Issa Qassim est connu sous le surnom d'« Abu Sami ». Il est considéré comme la première figure — religieuse et politique — des chiites de Bahreïn. Le critiquer ou lui désobéir est interdit à tout chiite, une politique enveloppée dans un voile religieux (et la religion, comme on dit, est l'opium du peuple).

Puisque les sites web chiites sur internet utilisent la liberté d'expression — respectueuse et irrespectueuse — pour insulter nos symboles religieux et politiques, j'ai le droit, ainsi que d'autres, d'utiliser cette même liberté d'expression à leur égard, tout en maintenant le respect qui reflète notre propre morale et notre éducation. La critique respectueuse est douloureuse précisément parce qu'elle est vraie.

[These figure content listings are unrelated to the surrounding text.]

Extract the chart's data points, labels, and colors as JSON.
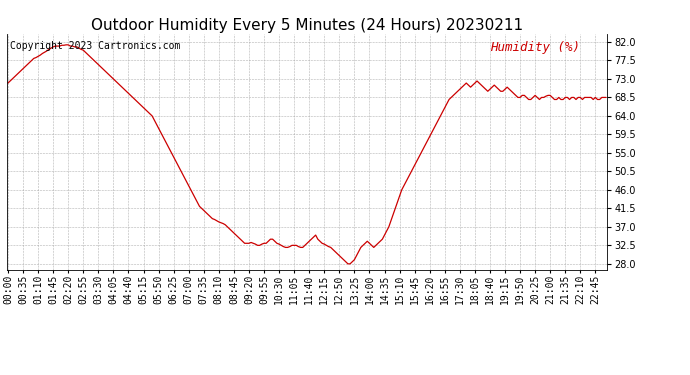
{
  "title": "Outdoor Humidity Every 5 Minutes (24 Hours) 20230211",
  "copyright_text": "Copyright 2023 Cartronics.com",
  "legend_label": "Humidity (%)",
  "line_color": "#cc0000",
  "legend_color": "#cc0000",
  "background_color": "#ffffff",
  "grid_color": "#aaaaaa",
  "ylim": [
    26.5,
    84.0
  ],
  "yticks": [
    28.0,
    32.5,
    37.0,
    41.5,
    46.0,
    50.5,
    55.0,
    59.5,
    64.0,
    68.5,
    73.0,
    77.5,
    82.0
  ],
  "title_fontsize": 11,
  "copyright_fontsize": 7,
  "tick_fontsize": 7,
  "legend_fontsize": 9,
  "humidity_data": [
    72.0,
    72.5,
    73.0,
    73.5,
    74.0,
    74.5,
    75.0,
    75.5,
    76.0,
    76.5,
    77.0,
    77.5,
    78.0,
    78.2,
    78.5,
    78.8,
    79.2,
    79.5,
    79.8,
    80.2,
    80.5,
    80.8,
    81.0,
    81.0,
    81.0,
    81.2,
    81.2,
    81.3,
    81.3,
    81.0,
    81.0,
    80.8,
    80.8,
    80.5,
    80.2,
    80.0,
    79.5,
    79.0,
    78.5,
    78.0,
    77.5,
    77.0,
    76.5,
    76.0,
    75.5,
    75.0,
    74.5,
    74.0,
    73.5,
    73.0,
    72.5,
    72.0,
    71.5,
    71.0,
    70.5,
    70.0,
    69.5,
    69.0,
    68.5,
    68.0,
    67.5,
    67.0,
    66.5,
    66.0,
    65.5,
    65.0,
    64.5,
    64.0,
    63.0,
    62.0,
    61.0,
    60.0,
    59.0,
    58.0,
    57.0,
    56.0,
    55.0,
    54.0,
    53.0,
    52.0,
    51.0,
    50.0,
    49.0,
    48.0,
    47.0,
    46.0,
    45.0,
    44.0,
    43.0,
    42.0,
    41.5,
    41.0,
    40.5,
    40.0,
    39.5,
    39.0,
    38.8,
    38.5,
    38.2,
    38.0,
    37.8,
    37.5,
    37.0,
    36.5,
    36.0,
    35.5,
    35.0,
    34.5,
    34.0,
    33.5,
    33.0,
    33.0,
    33.0,
    33.2,
    33.0,
    32.8,
    32.5,
    32.5,
    32.8,
    33.0,
    33.0,
    33.5,
    34.0,
    34.0,
    33.5,
    33.0,
    32.8,
    32.5,
    32.2,
    32.0,
    32.0,
    32.2,
    32.5,
    32.5,
    32.5,
    32.2,
    32.0,
    32.0,
    32.5,
    33.0,
    33.5,
    34.0,
    34.5,
    35.0,
    34.0,
    33.5,
    33.0,
    32.8,
    32.5,
    32.2,
    32.0,
    31.5,
    31.0,
    30.5,
    30.0,
    29.5,
    29.0,
    28.5,
    28.0,
    28.0,
    28.5,
    29.0,
    30.0,
    31.0,
    32.0,
    32.5,
    33.0,
    33.5,
    33.0,
    32.5,
    32.0,
    32.5,
    33.0,
    33.5,
    34.0,
    35.0,
    36.0,
    37.0,
    38.5,
    40.0,
    41.5,
    43.0,
    44.5,
    46.0,
    47.0,
    48.0,
    49.0,
    50.0,
    51.0,
    52.0,
    53.0,
    54.0,
    55.0,
    56.0,
    57.0,
    58.0,
    59.0,
    60.0,
    61.0,
    62.0,
    63.0,
    64.0,
    65.0,
    66.0,
    67.0,
    68.0,
    68.5,
    69.0,
    69.5,
    70.0,
    70.5,
    71.0,
    71.5,
    72.0,
    71.5,
    71.0,
    71.5,
    72.0,
    72.5,
    72.0,
    71.5,
    71.0,
    70.5,
    70.0,
    70.5,
    71.0,
    71.5,
    71.0,
    70.5,
    70.0,
    70.0,
    70.5,
    71.0,
    70.5,
    70.0,
    69.5,
    69.0,
    68.5,
    68.5,
    69.0,
    69.0,
    68.5,
    68.0,
    68.0,
    68.5,
    69.0,
    68.5,
    68.0,
    68.5,
    68.5,
    68.8,
    69.0,
    69.0,
    68.5,
    68.0,
    68.0,
    68.5,
    68.0,
    68.0,
    68.5,
    68.5,
    68.0,
    68.5,
    68.5,
    68.0,
    68.5,
    68.5,
    68.0,
    68.5,
    68.5,
    68.5,
    68.5,
    68.0,
    68.5,
    68.0,
    68.0,
    68.5,
    68.5,
    68.5
  ]
}
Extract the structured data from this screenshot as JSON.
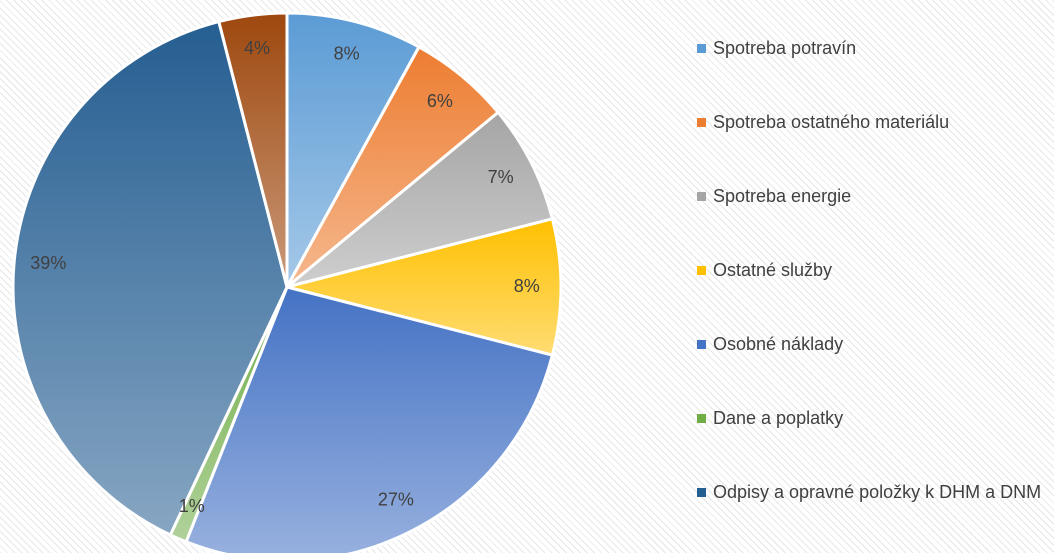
{
  "chart_data": {
    "type": "pie",
    "categories": [
      "Spotreba potravín",
      "Spotreba ostatného materiálu",
      "Spotreba energie",
      "Ostatné služby",
      "Osobné náklady",
      "Dane a poplatky",
      "Odpisy a opravné položky k DHM a DNM",
      null
    ],
    "values": [
      8,
      6,
      7,
      8,
      27,
      1,
      39,
      4
    ],
    "value_labels": [
      "8%",
      "6%",
      "7%",
      "8%",
      "27%",
      "1%",
      "39%",
      "4%"
    ],
    "colors": [
      "#5b9bd5",
      "#ed7d31",
      "#a5a5a5",
      "#ffc000",
      "#4472c4",
      "#70ad47",
      "#255e91",
      "#9e480e"
    ],
    "legend": "right"
  }
}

Vers 2006, Issa Qassim a déclaré :
*« Les gens resteront divisés entre le camp de Hussein (paix soit sur lui) et le camp de Yazid — choisissez donc votre camp. »*

C'était un appel éhonté à sectariser le peuple de Bahreïn, le forçant à choisir entre le camp chiite ou l'autre — sans troisième option : soit avec nous, soit contre nous.

De nombreux partisans se sont ralliés derrière lui, n'osant pas le critiquer ni l'avertir que ce qu'il prônait était une « discorde sectaire » aux conséquences dévastatrices pour la nation et son peuple. De l'autre côté, d'autres n'ont prêté aucune attention à son appel, et il n'a jamais été tenu responsable — ni légalement ni religieusement. On lui a laissé la corde libre, soit par peur, soit par indifférence à ce qu'il prêchait.

Je crois qu'il est devenu évident pour tous que celui qui a commencé à sectariser Bahreïn était Issa Qassim — et non, comme nous l'entendons dans ses sermons enflammés, l'État avec sa longue main pour attiser la discorde sectaire.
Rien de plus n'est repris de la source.